Offers contraception only when needed.
So useful for irregular and unplanned sexual intercourse. Effective if used correctly with every act of sexual intercourse.
It is having no systemic side effects. And has no impact on lactation.
Can be stopped at any time and can be inserted before sex to avoid interrupting of sex.
Provides some protection from STDs.
And also reduces the risk of neoplasia.
Contains menstrual flow when used during menses.

Disadvantages:
Initially the diaphragm requires fitting by a family planning provider, involving a pelvic examination.
A woman may need a different size diaphragm after the child birth. Requires having the method on hand and taking  correct action before each act of sexual intercourse.
Less effective contraceptive method than IUDs(intra uterine contraceptive devices) or systemic methods.
Interrupts sex if not inserted before hand.
And may be messy to use. The possible side effects usually are local irritation or allergic reaction to latex.
It should be washed with soap and clean water after every use.

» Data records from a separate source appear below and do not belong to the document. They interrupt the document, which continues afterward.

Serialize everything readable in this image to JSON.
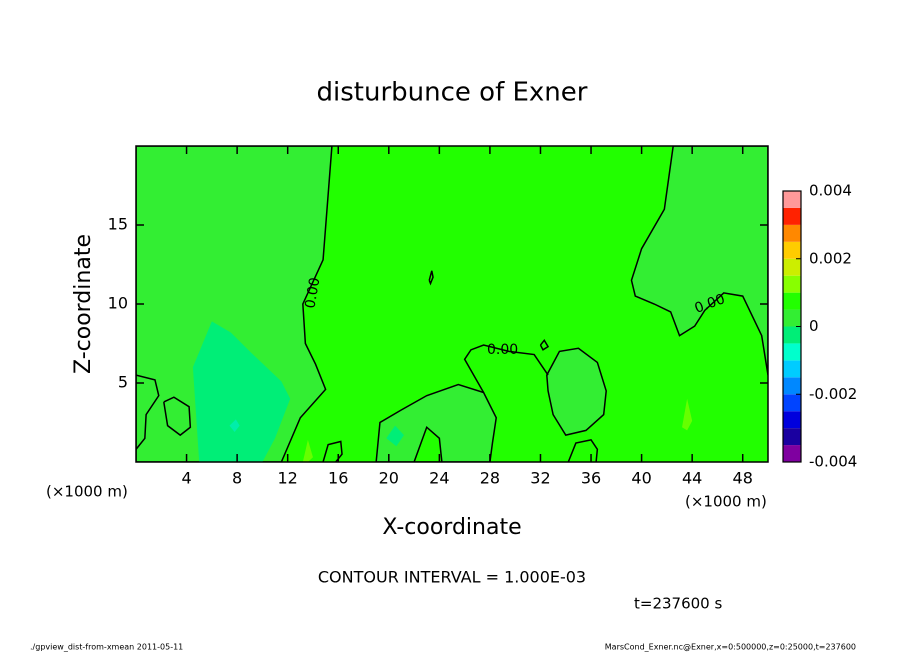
{
  "chart_data": {
    "type": "contour",
    "title": "disturbunce of Exner",
    "xlabel": "X-coordinate",
    "ylabel": "Z-coordinate",
    "x_unit": "(×1000 m)",
    "xlim": [
      0,
      50
    ],
    "ylim": [
      0,
      20
    ],
    "xticks": [
      4,
      8,
      12,
      16,
      20,
      24,
      28,
      32,
      36,
      40,
      44,
      48
    ],
    "yticks": [
      5,
      10,
      15
    ],
    "background": "#22ff00",
    "regions": [
      {
        "color": "#33ee33",
        "outline": true,
        "x": [
          0,
          11.5,
          13,
          15,
          14.2,
          13.4,
          13.2,
          14.8,
          15.5,
          0
        ],
        "z": [
          0,
          0,
          2.8,
          4.6,
          6.2,
          7.5,
          10,
          12.8,
          20,
          20
        ]
      },
      {
        "color": "#00ee77",
        "outline": false,
        "x": [
          4.5,
          6,
          7.5,
          9,
          11.5,
          12.2,
          11,
          10,
          5
        ],
        "z": [
          6,
          8.9,
          8.2,
          7,
          5.1,
          4,
          1.5,
          0,
          0
        ]
      },
      {
        "color": "#00eeaa",
        "outline": false,
        "x": [
          7.4,
          7.9,
          8.2,
          7.8
        ],
        "z": [
          2.3,
          2.7,
          2.3,
          1.9
        ]
      },
      {
        "color": "#33ee33",
        "outline": true,
        "x": [
          19,
          19.3,
          21,
          23,
          25.5,
          27.5,
          28.5,
          28.2,
          28
        ],
        "z": [
          0,
          2.5,
          3.3,
          4.2,
          4.9,
          4.4,
          2.8,
          1.2,
          0
        ]
      },
      {
        "color": "#22ff00",
        "outline": true,
        "x": [
          22,
          23,
          24,
          24.2
        ],
        "z": [
          0,
          2.2,
          1.5,
          0
        ]
      },
      {
        "color": "#00ee77",
        "outline": false,
        "x": [
          19.8,
          20.5,
          21.2,
          20.6
        ],
        "z": [
          1.5,
          2.3,
          1.7,
          1
        ]
      },
      {
        "color": "#33ee33",
        "outline": true,
        "x": [
          42.5,
          41.8,
          40,
          39.2,
          39.5,
          41,
          42.3,
          43,
          44.2,
          45,
          46.5,
          48,
          49.5,
          50,
          50
        ],
        "z": [
          20,
          16,
          13.5,
          11.5,
          10.5,
          10,
          9.5,
          8,
          8.6,
          9.6,
          10.7,
          10.5,
          8,
          5.5,
          20
        ]
      },
      {
        "color": "#33ee33",
        "outline": true,
        "x": [
          32.5,
          33.5,
          35,
          36.5,
          37.2,
          37,
          35.6,
          34,
          33,
          32.6
        ],
        "z": [
          5.5,
          7,
          7.2,
          6.3,
          4.5,
          3,
          2,
          1.7,
          3,
          4.5
        ]
      },
      {
        "color": "#66ff00",
        "outline": false,
        "x": [
          43.2,
          43.6,
          44,
          43.6
        ],
        "z": [
          2.2,
          4,
          2.6,
          2
        ]
      },
      {
        "color": "#66ff00",
        "outline": false,
        "x": [
          13.2,
          13.6,
          14,
          13.6
        ],
        "z": [
          0,
          1.4,
          0.3,
          0
        ]
      }
    ],
    "contours": [
      {
        "x": [
          2.2,
          3,
          4.2,
          4.3,
          3.5,
          2.5,
          2.2
        ],
        "z": [
          3.8,
          4.1,
          3.5,
          2.2,
          1.7,
          2.3,
          3.8
        ]
      },
      {
        "x": [
          0,
          1.5,
          1.8,
          0.8,
          0.7,
          0
        ],
        "z": [
          5.5,
          5.2,
          4.2,
          3,
          1.5,
          0.8
        ]
      },
      {
        "x": [
          14.8,
          15.2,
          16.2,
          16.3,
          15.8
        ],
        "z": [
          0,
          1.1,
          1.3,
          0.5,
          0
        ]
      },
      {
        "x": [
          34.2,
          34.8,
          36,
          36.5,
          36.4
        ],
        "z": [
          0,
          1.2,
          1.4,
          0.8,
          0
        ]
      },
      {
        "x": [
          23.2,
          23.4,
          23.5,
          23.3,
          23.2
        ],
        "z": [
          11.5,
          12.1,
          11.7,
          11.3,
          11.5
        ]
      },
      {
        "x": [
          32.6,
          31.5,
          29.5,
          27.5,
          26.5,
          26,
          27.5
        ],
        "z": [
          5.5,
          6.8,
          7.0,
          7.4,
          7.1,
          6.5,
          4.4
        ]
      },
      {
        "x": [
          32,
          32.3,
          32.6,
          32.2,
          32
        ],
        "z": [
          7.4,
          7.7,
          7.3,
          7.1,
          7.4
        ]
      }
    ],
    "contour_labels": [
      {
        "text": "0.00",
        "x": 14,
        "z": 10.7
      },
      {
        "text": "0.00",
        "x": 29,
        "z": 7.1
      },
      {
        "text": "0.00",
        "x": 45.4,
        "z": 10
      }
    ],
    "colorbar": {
      "levels": [
        -0.004,
        -0.0035,
        -0.003,
        -0.0025,
        -0.002,
        -0.0015,
        -0.001,
        -0.0005,
        0,
        0.0005,
        0.001,
        0.0015,
        0.002,
        0.0025,
        0.003,
        0.0035,
        0.004
      ],
      "colors": [
        "#7f00a0",
        "#1a00a0",
        "#0000dd",
        "#0044ff",
        "#0088ff",
        "#00ccff",
        "#00ffcc",
        "#00ee77",
        "#33ee33",
        "#22ff00",
        "#88ff00",
        "#ccee00",
        "#ffcc00",
        "#ff8800",
        "#ff2200",
        "#ff9999"
      ],
      "ticks": [
        0.004,
        0.002,
        0,
        -0.002,
        -0.004
      ]
    },
    "contour_interval": "CONTOUR INTERVAL = 1.000E-03",
    "time": "t=237600 s",
    "footer_left": "./gpview_dist-from-xmean  2011-05-11",
    "footer_right": "MarsCond_Exner.nc@Exner,x=0:500000,z=0:25000,t=237600"
  }
}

And needs careful storage to avoid developing of holes.
Requires a steady supply of spermicide, without it the diaphragm is not very much useful. AIDS and other sexually transmitted diseases are not effectively prevented by this method.
Repeated usage and pressure on urethra while using increases the risk of urinary tract infections.

Effectiveness:
The failure rates of the diaphragm are 18 to 28% as commonly used and 6% when used consistently and properly with spermicide. Diaphragms should be replaced anytime between 6 months to 2 yrs depending on its use.